It’s been very busy around here during the last few weeks. With round two applicants working hard on their applications, and round 1 applicants dealing with interview invitations and responding to news about acceptances, and yes a few rejections, Accepted has been buzzing.
I want to do a round-up of excellent school-specific material that I have stumbled upon and not yet written about:
- MIT Sloan has produced a wonderful series of podcasts, which I commend to those of you seriously considering MIT Sloan. I recommend specifically the interviews with Rod Garcia, long-time Director of Admissions at MIT Sloan, and with Ed Roberts, who has a list of titles too long to include here. Suffice it to say that he has been a seminal figure in entrepreneurship at MIT Sloan and is currently head of its hugely popular Entrepreneurship and Innovation program.
- To gain insight into Wharton‘s direction, check out the short AP article about its new dean, Dr. Thomas Robertson, entitled "Wharton dean seeks to raise school’s profile as ‘force for good.’" The article quotes the dean’s bio and his stated goals "to champion Wharton as a force for good worldwide and create global economic and social value." The view that business and business methods can be a force for doing good and not just doing well is gaining greater prominence in all top b-schools. Perhaps Dean Robertson will lead the way. Perhaps it will just be another b-school fad. I hope not.
BW has launched or renewed an excellent series of admissions director interviews. I already wrote about an earlier interview with Stanford’s Derrick Bolton. But a few more have been published. I want to highlight them for those of you who do not have subscriptions to BW’s MBA Insider.
- Interview with Fuqua’s Liz Riley Hargrove. Here’s a small segment that discusses the difference between two Fuqua question, a distinction many of you have struggled with:
What’s the most unusual or difficult essay question on your application? What’s your advice to students about how to answer it?
We’ve gotten phone calls. Students are struggling with how to present themselves in the personal essay. One specific essay is to tell us what your prospective contribution would be to the Duke MBA and the other is a shorter answer on how your personal background and values influence who you are. The first essay is designed for you to tell us what you are going to bring to the table. The second is designed for you to tell us how everything you experienced made you who you are.

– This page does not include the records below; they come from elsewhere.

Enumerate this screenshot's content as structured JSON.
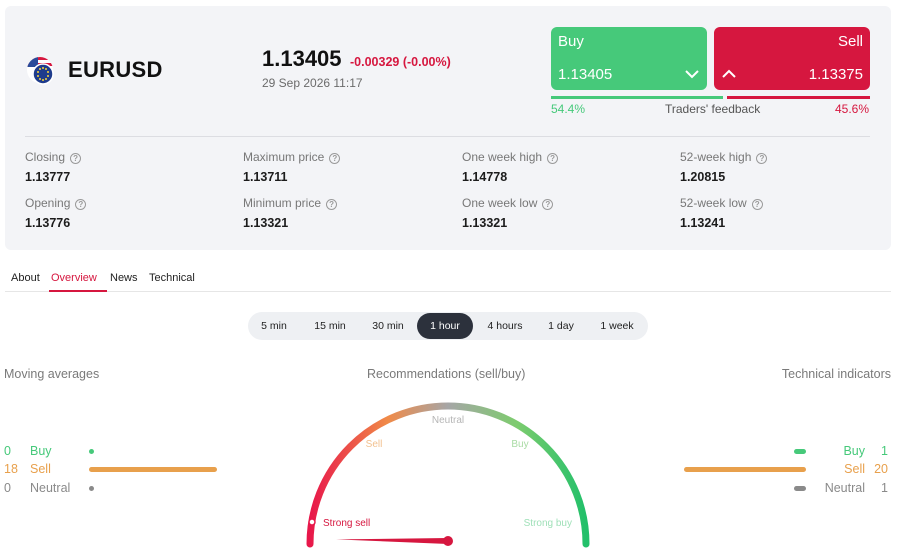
{
  "instrument": {
    "flag_icon": "eu-us-flag-icon",
    "symbol": "EURUSD",
    "price": "1.13405",
    "change": "-0.00329 (-0.00%)",
    "datetime": "29 Sep 2026 11:17"
  },
  "trade": {
    "buy_label": "Buy",
    "buy_price": "1.13405",
    "buy_icon": "chevron-down-icon",
    "sell_label": "Sell",
    "sell_price": "1.13375",
    "sell_icon": "chevron-up-icon",
    "feedback_label": "Traders' feedback",
    "buy_percent_text": "54.4%",
    "sell_percent_text": "45.6%",
    "buy_fraction": 0.544
  },
  "stats": [
    {
      "label": "Closing",
      "value": "1.13777"
    },
    {
      "label": "Maximum price",
      "value": "1.13711"
    },
    {
      "label": "One week high",
      "value": "1.14778"
    },
    {
      "label": "52-week high",
      "value": "1.20815"
    },
    {
      "label": "Opening",
      "value": "1.13776"
    },
    {
      "label": "Minimum price",
      "value": "1.13321"
    },
    {
      "label": "One week low",
      "value": "1.13321"
    },
    {
      "label": "52-week low",
      "value": "1.13241"
    }
  ],
  "tabs": [
    "About",
    "Overview",
    "News",
    "Technical"
  ],
  "active_tab": "Overview",
  "timeframes": [
    "5 min",
    "15 min",
    "30 min",
    "1 hour",
    "4 hours",
    "1 day",
    "1 week"
  ],
  "active_timeframe": "1 hour",
  "moving_averages": {
    "title": "Moving averages",
    "rows": [
      {
        "count": "0",
        "label": "Buy",
        "fraction": 0.0
      },
      {
        "count": "18",
        "label": "Sell",
        "fraction": 1.0
      },
      {
        "count": "0",
        "label": "Neutral",
        "fraction": 0.0
      }
    ]
  },
  "recommendations": {
    "title": "Recommendations (sell/buy)",
    "labels": {
      "strong_sell": "Strong sell",
      "sell": "Sell",
      "neutral": "Neutral",
      "buy": "Buy",
      "strong_buy": "Strong buy"
    },
    "needle_fraction": 0.03
  },
  "technical_indicators": {
    "title": "Technical indicators",
    "rows": [
      {
        "count": "1",
        "label": "Buy",
        "fraction": 0.05
      },
      {
        "count": "20",
        "label": "Sell",
        "fraction": 1.0
      },
      {
        "count": "1",
        "label": "Neutral",
        "fraction": 0.05
      }
    ]
  },
  "colors": {
    "buy": "#46c97a",
    "sell": "#d6173f",
    "orange": "#e8a04c",
    "neutral": "#8a8a8a",
    "dark_pill": "#2c313c"
  }
}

The biggest thing is that the essay questions, at an initial glance, may appear to be very similar but they really are approaching two different things. We want to know what you have to contribute to your classmates and the other is designed to find out who you are, not what you’ve achieved professionally. Many candidates feel that the MBA is about touting your professional accomplishments, but we want to learn about our students. We want to get to know our students.

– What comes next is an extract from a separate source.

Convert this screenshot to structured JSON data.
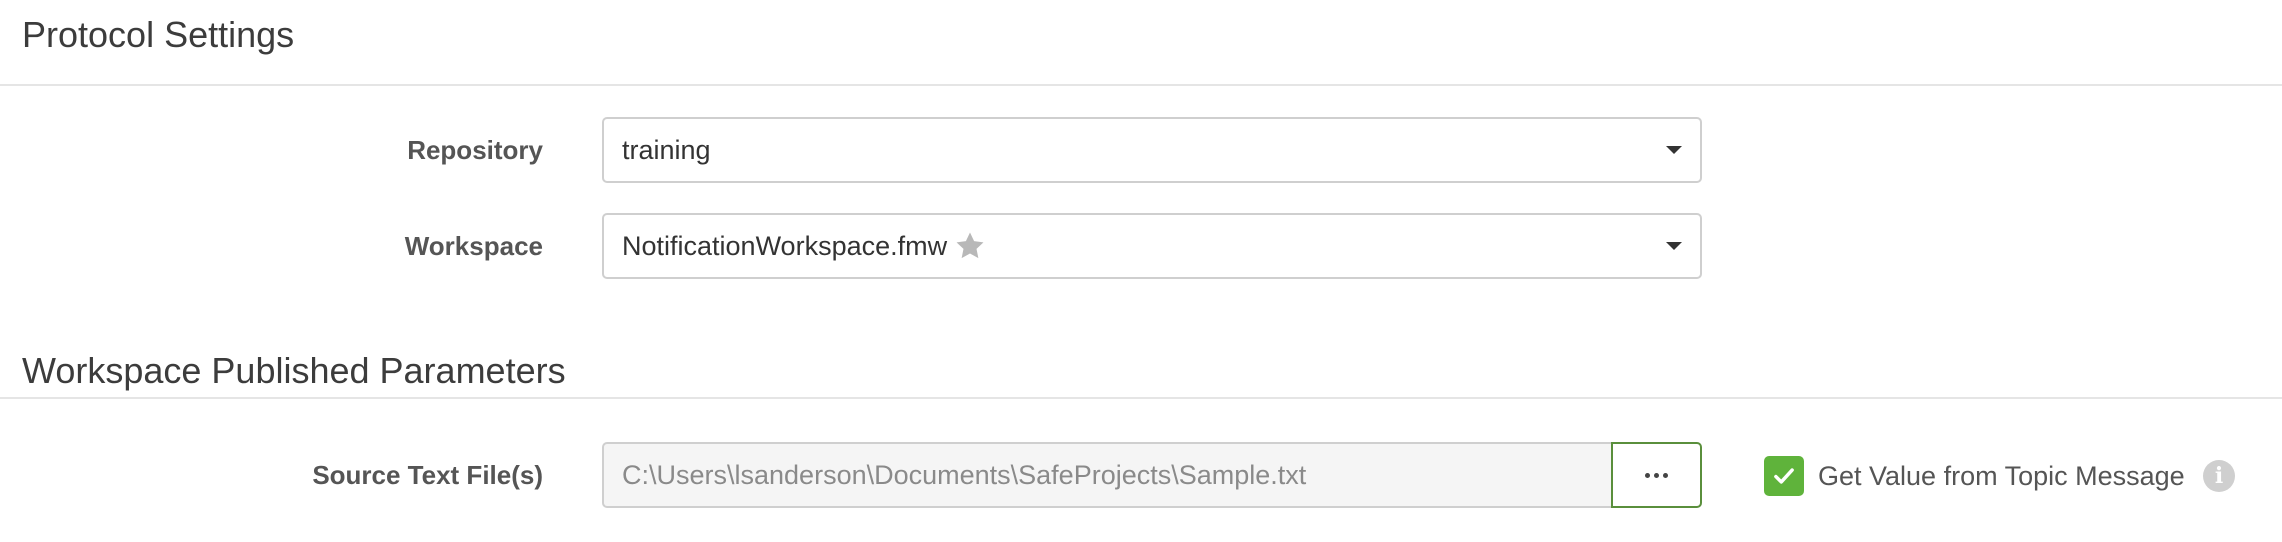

- Interview with Lydia Heyman, Interim Director of Admissions at UCLA Anderson, During the interview Lydia announced that round 1 application were up 20% over round 1 a year earlier. She also gave excellent tips on the essays, recommendations and interviews at Anderson.
Recently catching up on some reading, I had a chance to look at the latest UCLA Anderson Assets, its alumni magazine. The article "Seriously Simple: AMR Project Takes Every Day Fine Dining From the Printed Page to the Pantry Shelf" gives you a window into an Anderson field study project. There are also a couple of worthwhile articles if you are interested in UCLA’s FEMBA program.
BTW, Lydia Heyman will be Accepted’s guest at a chat on January 24. Mark the date if you have questions about UCLA’s program, admissions policies, or student life.